Reform proponents dispute that.
Alexander Shalom, an attorney with the New Jersey chapter of the American Civil Liberties Union, said there is no way of knowing whether Black would have made bail, or whether if he had, he might have taken the same actions.
“They’re comparing the new system with some mythologized system that didn’t exist,” he said. “The murder of Mr. Rodgers was tragic, but it’s wishful thinking that it would not have happened under a system of money bail.”
“I can come up with dozens of cases of people who were released on money bail and then committed horrible crimes,” Shalom added, and cited the fatal carjacking of a lawyer at the Short Hills Mall in 2013 as just one instance. “No system of pretrial release is perfect.”
But Beth Chapman maintained that when those at the local bail bonds office saw that Black had been arrested more than two dozen previous times and that previous bounty hunters had to chase after and apprehend him, no one would have written his bond because of the risk involved.
“Just because he would have been given bond does not mean he would have made bond,” she said.
“This hug a thug campaign has to stop,” said Duane Chapman, a bail bondsman whose exploits were chronicled in two reality shows spanning 11 years. “This has got to stop and we are going to stop it right now.”
Low risk assessment?
The lawsuit cites a second case of someone murdered by a person released without bail, saying Dominick Richards killed Anishalee Cortes, and then himself, on June 13, two months after he was released after he was charged with aggravated assault with a firearm against Cortes as well as other offenses. Although the Essex County prosecutor had sought pretrial detention of Richards, a judge released Richards because the risk assessment found him to be a low risk.
Donovan acknowledged that Porrino issued a new directive last May, even as he declared “bail reform is working,” that is designed to keep more potentially violent criminals behind bars until trial. It directs prosecutors to seek pretrial detention for offenders charged with gun crimes, assault on a police officer, certain sexual crimes involving children, and any indictable offense committed while on release or under post-conviction supervision for another crime.
Still, he said, “At the end of the day, the people of New Jersey are less safe because of criminal justice reform.”

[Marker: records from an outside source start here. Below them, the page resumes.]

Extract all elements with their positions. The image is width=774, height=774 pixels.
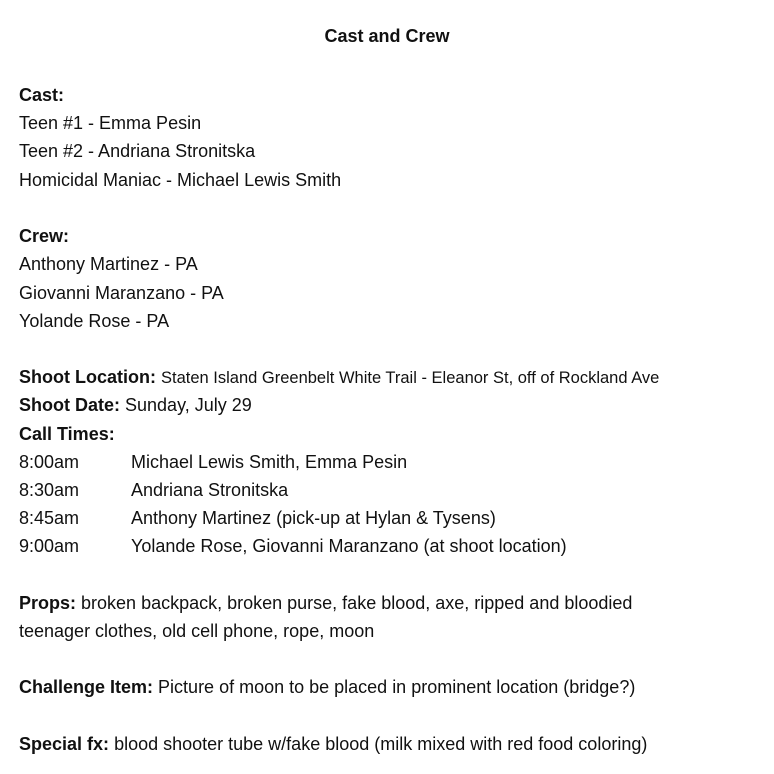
special-fx-line bbox=[19, 733, 647, 755]
call-time-row bbox=[19, 507, 496, 529]
cast-member: Teen #1 - Emma Pesin bbox=[19, 113, 202, 133]
challenge-item-label: Challenge Item: bbox=[19, 677, 154, 697]
shoot-location-line bbox=[19, 366, 659, 389]
call-time: 8:00am bbox=[19, 452, 80, 472]
shoot-date-line bbox=[19, 394, 252, 416]
call-time-people: Michael Lewis Smith, Emma Pesin bbox=[131, 452, 408, 472]
crew-member: Yolande Rose - PA bbox=[19, 311, 170, 331]
cast-member: Homicidal Maniac - Michael Lewis Smith bbox=[19, 170, 342, 190]
call-time: 9:00am bbox=[19, 536, 80, 556]
special-fx-label: Special fx: bbox=[19, 734, 110, 754]
challenge-item-value: Picture of moon to be placed in prominent location (bridge?) bbox=[158, 677, 636, 697]
props-label: Props: bbox=[19, 593, 77, 613]
call-time: 8:45am bbox=[19, 508, 80, 528]
crew-member: Anthony Martinez - PA bbox=[19, 254, 198, 274]
call-time-people: Andriana Stronitska bbox=[131, 480, 289, 500]
crew-member: Giovanni Maranzano - PA bbox=[19, 283, 224, 303]
cast-member: Teen #2 - Andriana Stronitska bbox=[19, 141, 256, 161]
document-title: Cast and Crew bbox=[324, 26, 450, 46]
cast-heading: Cast: bbox=[19, 85, 65, 105]
props-value-line2: teenager clothes, old cell phone, rope, moon bbox=[19, 621, 375, 641]
call-time-row bbox=[19, 535, 567, 557]
shoot-date-value: Sunday, July 29 bbox=[125, 395, 252, 415]
call-time-people: Anthony Martinez (pick-up at Hylan & Tysens) bbox=[131, 508, 496, 528]
shoot-location-label: Shoot Location: bbox=[19, 367, 156, 387]
crew-heading: Crew: bbox=[19, 226, 70, 246]
call-time-people: Yolande Rose, Giovanni Maranzano (at shoot location) bbox=[131, 536, 567, 556]
props-value-line1: broken backpack, broken purse, fake blood, axe, ripped and bloodied bbox=[81, 593, 633, 613]
challenge-item-line bbox=[19, 676, 635, 698]
props-line bbox=[19, 592, 632, 614]
shoot-date-label: Shoot Date: bbox=[19, 395, 120, 415]
call-time-row bbox=[19, 479, 288, 501]
special-fx-value: blood shooter tube w/fake blood (milk mixed with red food coloring) bbox=[114, 734, 648, 754]
call-time-row bbox=[19, 451, 407, 473]
call-times-heading: Call Times: bbox=[19, 424, 115, 444]
call-time: 8:30am bbox=[19, 480, 80, 500]
shoot-location-value: Staten Island Greenbelt White Trail - Eleanor St, off of Rockland Ave bbox=[161, 369, 660, 387]
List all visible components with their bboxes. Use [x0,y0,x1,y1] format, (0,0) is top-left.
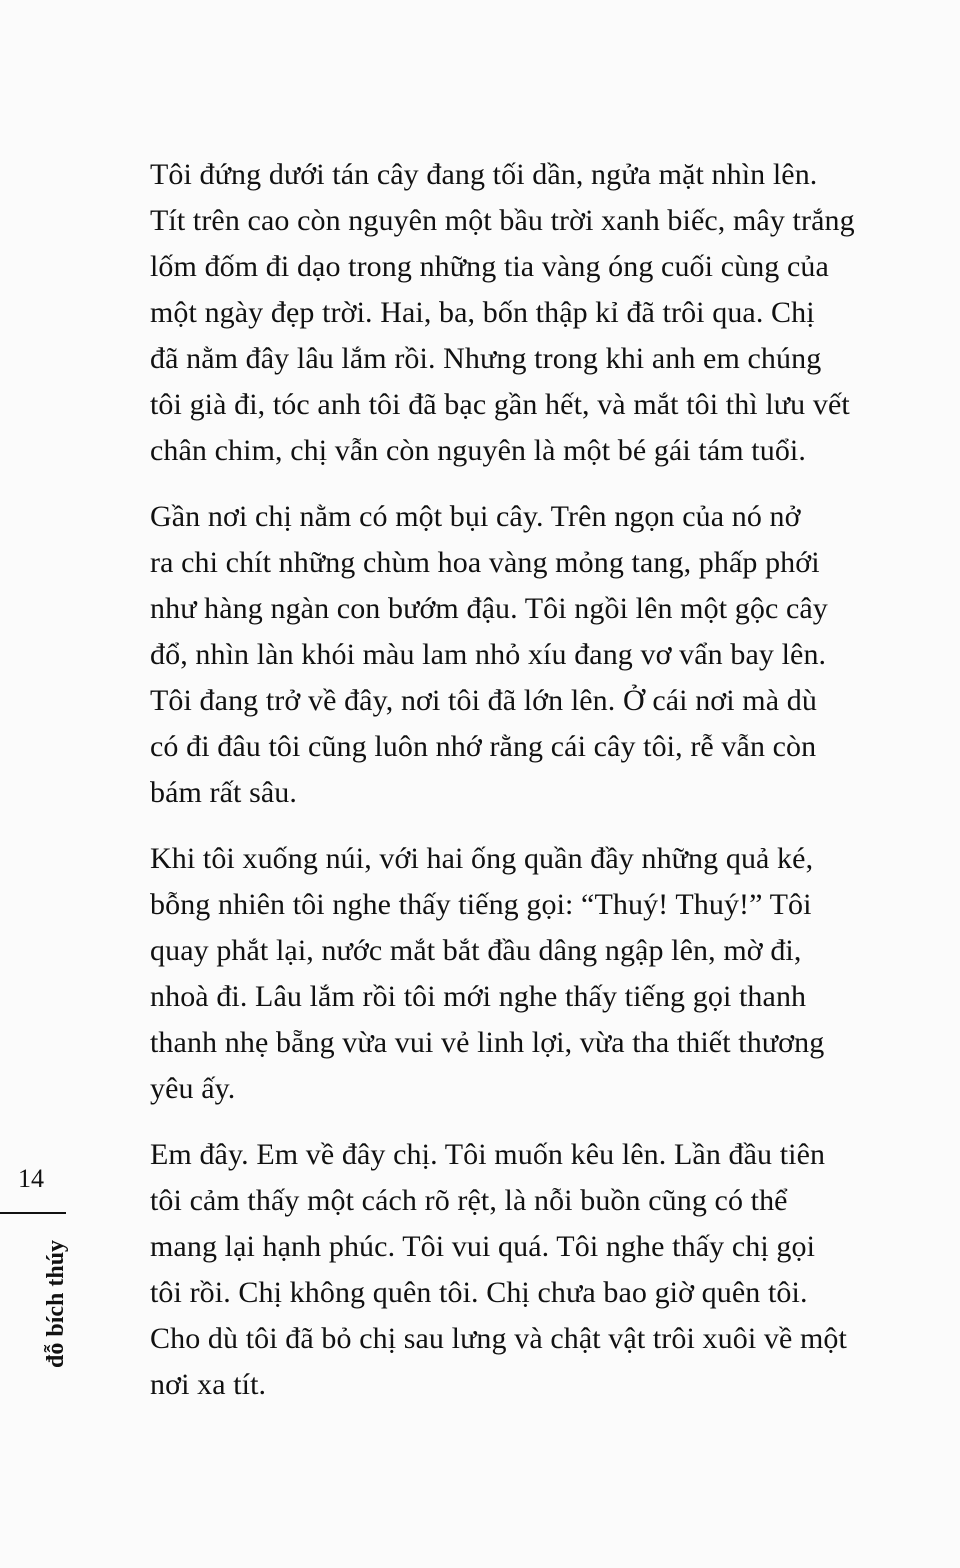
text-line: tôi rồi. Chị không quên tôi. Chị chưa bao giờ quên tôi. [150,1276,808,1309]
paragraph-4 [150,1132,847,1408]
text-line: yêu ấy. [150,1072,236,1105]
page-number-rule [0,1212,66,1214]
text-line: ra chi chít những chùm hoa vàng mỏng tang, phấp phới [150,546,820,579]
text-line: như hàng ngàn con bướm đậu. Tôi ngồi lên một gộc cây [150,592,828,625]
text-line: Gần nơi chị nằm có một bụi cây. Trên ngọn của nó nở [150,500,801,533]
text-line: đã nằm đây lâu lắm rồi. Nhưng trong khi anh em chúng [150,342,822,375]
text-line: có đi đâu tôi cũng luôn nhớ rằng cái cây tôi, rễ vẫn còn [150,730,817,763]
paragraph-2 [150,494,838,816]
text-line: mang lại hạnh phúc. Tôi vui quá. Tôi nghe thấy chị gọi [150,1230,816,1263]
body-text [150,152,855,1428]
text-line: nơi xa tít. [150,1368,267,1401]
text-line: Cho dù tôi đã bỏ chị sau lưng và chật vật trôi xuôi về một [150,1322,847,1355]
text-line: quay phắt lại, nước mắt bắt đầu dâng ngập lên, mờ đi, [150,934,802,967]
text-line: tôi già đi, tóc anh tôi đã bạc gần hết, và mắt tôi thì lưu vết [150,388,850,421]
text-line: tôi cảm thấy một cách rõ rệt, là nỗi buồn cũng có thể [150,1184,788,1217]
text-line: một ngày đẹp trời. Hai, ba, bốn thập kỉ đã trôi qua. Chị [150,296,815,329]
text-line: bỗng nhiên tôi nghe thấy tiếng gọi: “Thuý! Thuý!” Tôi [150,888,812,921]
text-line: Em đây. Em về đây chị. Tôi muốn kêu lên. Lần đầu tiên [150,1138,826,1171]
text-line: Tít trên cao còn nguyên một bầu trời xanh biếc, mây trắng [150,204,855,237]
text-line: chân chim, chị vẫn còn nguyên là một bé gái tám tuổi. [150,434,806,467]
text-line: lốm đốm đi dạo trong những tia vàng óng cuối cùng của [150,250,829,283]
text-line: thanh nhẹ bẵng vừa vui vẻ linh lợi, vừa tha thiết thương [150,1026,825,1059]
text-line: đổ, nhìn làn khói màu lam nhỏ xíu đang vơ vẩn bay lên. [150,638,827,671]
page-number: 14 [18,1164,44,1193]
running-author-name: đỗ bích thúy [43,1239,69,1368]
text-line: bám rất sâu. [150,776,297,809]
text-line: Tôi đứng dưới tán cây đang tối dần, ngửa mặt nhìn lên. [150,158,818,191]
paragraph-1 [150,152,855,474]
text-line: Tôi đang trở về đây, nơi tôi đã lớn lên. Ở cái nơi mà dù [150,684,817,717]
text-line: Khi tôi xuống núi, với hai ống quần đầy những quả ké, [150,842,814,875]
paragraph-3 [150,836,838,1112]
text-line: nhoà đi. Lâu lắm rồi tôi mới nghe thấy tiếng gọi thanh [150,980,807,1013]
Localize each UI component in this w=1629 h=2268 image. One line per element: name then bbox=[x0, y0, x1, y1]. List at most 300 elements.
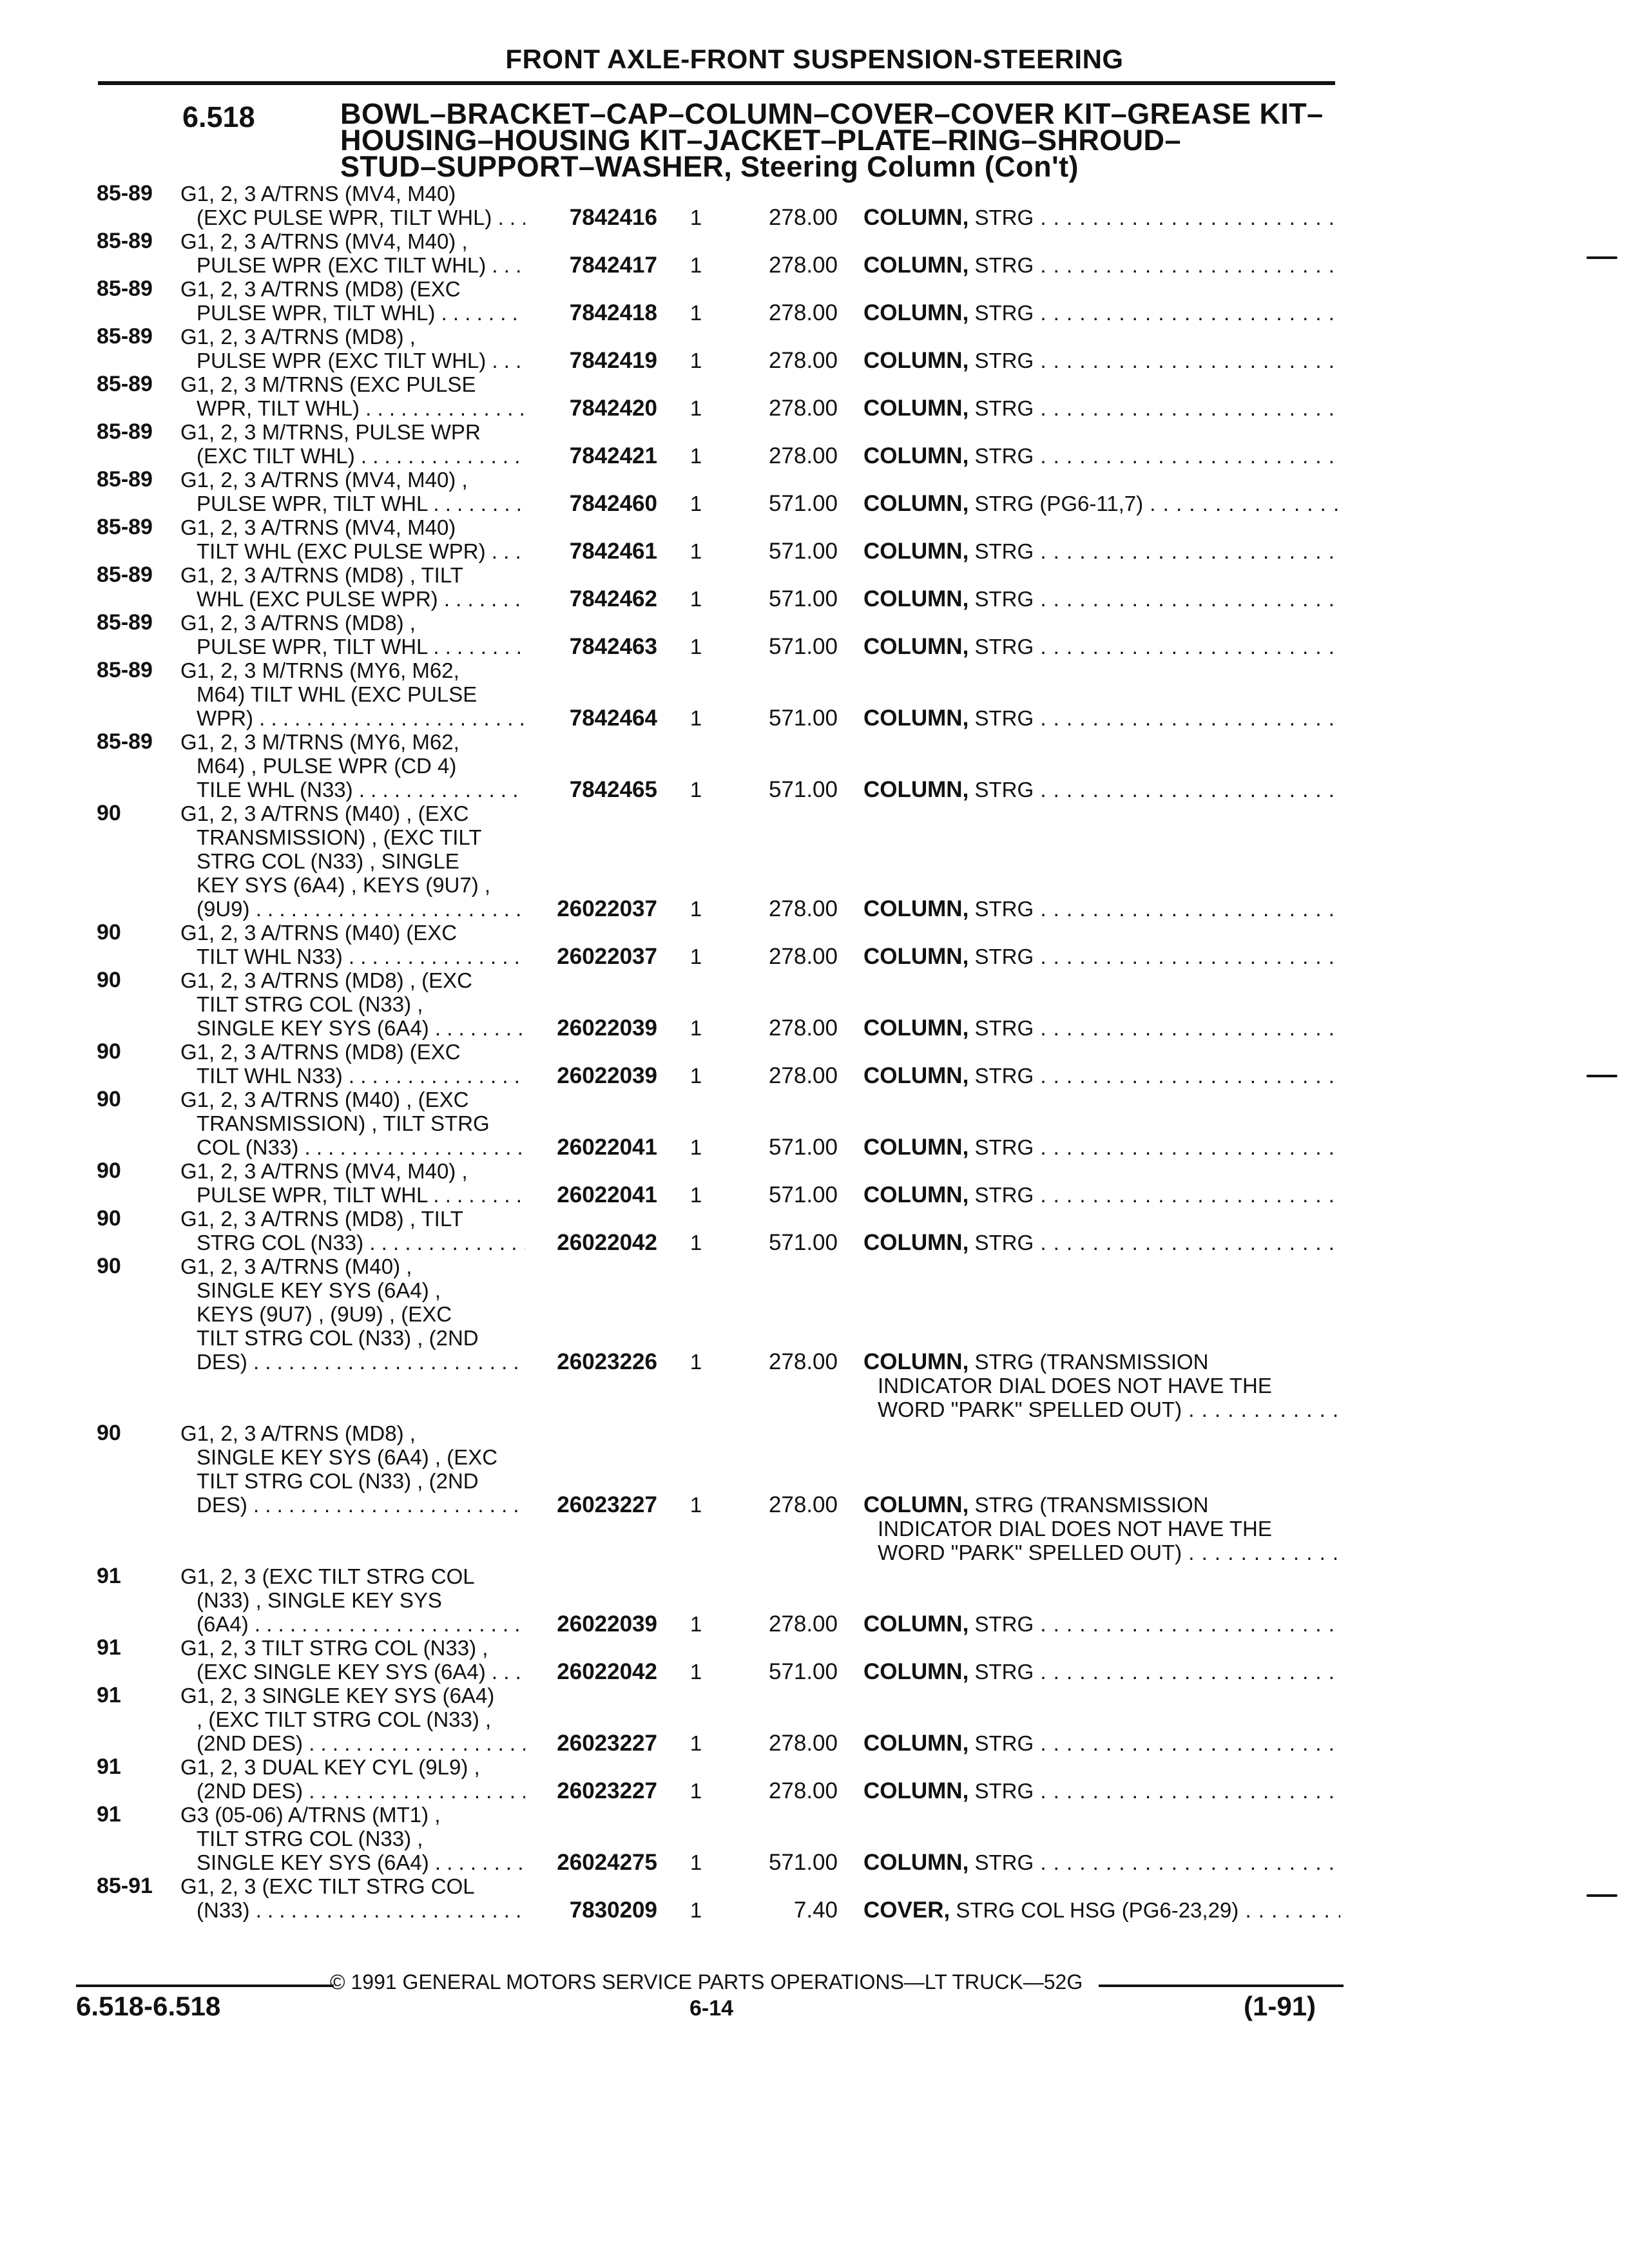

Additionally, the lawsuit attributes racial bias motivations to both Christie and Porrino, saying they knew the assessment would lead to more blacks being released into predominantly African-American neighborhoods, because the ratio of black-to-white pretrial defendants that get incarcerated in New Jersey is 12-to-1. It further states that Christie’s refusal to fully fund the state’s school-aid formula, his pushing his alternative “fairness formula,” and his veto of a bill that would have eliminated the cap on welfare recipients who have additional children prove a “history of disparate treatment of African Americans motivating his policies.”
Spokesmen for Christie and the Arnold Foundation declined to comment. Porrino’s office did not return a request for comment.
The suit claims June Rodgers’ 14th amendment due process rights were violated by the killing. It also asserts product liability claims against the Arnold Foundation and Milgram for designing a faulty product — the public safety assessment — and against Arnold for wrongful death. It seeks an injunction on the use of the assessment and punitive damages.